Precarious people cannot afford to take risks. If they fail, they may never recover. They don’t have the opportunity to fail that rich people have and it has nothing to do with their attitudes and everything to do with the material conditions of their lives. Opportunities are limited, jobs are increasingly difficult to get, and success can be very temporary. In Kenya, far too many people are one medical emergency in the family away from poverty. All this is true and outside your control. To suggest that this is just negativity and blaming others for your situation is disingenuous.

Insulting

Undergirding this talk of poverty mentality is the assertion that if poor people just change their attitudes and develop a positive, abundant mentality, their fortunes will equally change. It’s apparently a character flaw that poor people need to rectify. All this is said with a condescending tone suggesting that if poor people only got off their lazy behinds and tried to do something as small as changing their attitude, everything would be well. To use poverty as a way to criticize one’s attitude or censure someone is insulting, thoughtless and patronizing. It must stop.

Conclusion

About 24% of the world’s population lives in fragile contexts characterized by impoverished conditions and dire circumstances. If someone is constantly worried about money or perpetually worried about lack, maybe just believe them. Resist that impulse to evaluate their attitude based on what some charlatan motivational speakers say. A major cause of poverty is inequality and uneven distribution of wealth and income with the capitalist class hoarding the wealth produced by workers. Inequality and poverty cannot be eradicated without fundamental changes in the mode of production. These are things you have no control over and that can’t be changed by cultivating an abundance mindset.

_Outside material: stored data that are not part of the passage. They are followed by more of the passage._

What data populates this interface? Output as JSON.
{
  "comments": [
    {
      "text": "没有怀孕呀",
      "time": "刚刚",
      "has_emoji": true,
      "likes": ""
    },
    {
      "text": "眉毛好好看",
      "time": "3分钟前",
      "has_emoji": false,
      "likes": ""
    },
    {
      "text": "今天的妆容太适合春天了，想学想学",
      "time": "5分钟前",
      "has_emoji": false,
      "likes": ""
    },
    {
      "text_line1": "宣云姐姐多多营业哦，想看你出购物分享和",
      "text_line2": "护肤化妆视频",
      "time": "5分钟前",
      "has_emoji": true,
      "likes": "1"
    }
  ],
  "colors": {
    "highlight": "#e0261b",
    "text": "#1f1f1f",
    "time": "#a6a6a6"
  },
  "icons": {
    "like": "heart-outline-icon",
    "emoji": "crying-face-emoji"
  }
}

Poor people are cautious, risk-averse and always worried about whether they’ll have enough money to survive. That is a side-effect of poverty, not a cause. To suggest that it’s the cause is the most vicious form of victim blaming there ever was. In the case of people who are not poor but are still dealing with such fear and anxiety, it’s enough to look at the world and recognize that you’re just one misfortune away from being poor and precarious. The world as it’s organized particularly economically cultivates these fears and anxieties in us all and to ignore that is to willfully deceive yourself and others. Let’s be gracious to each other.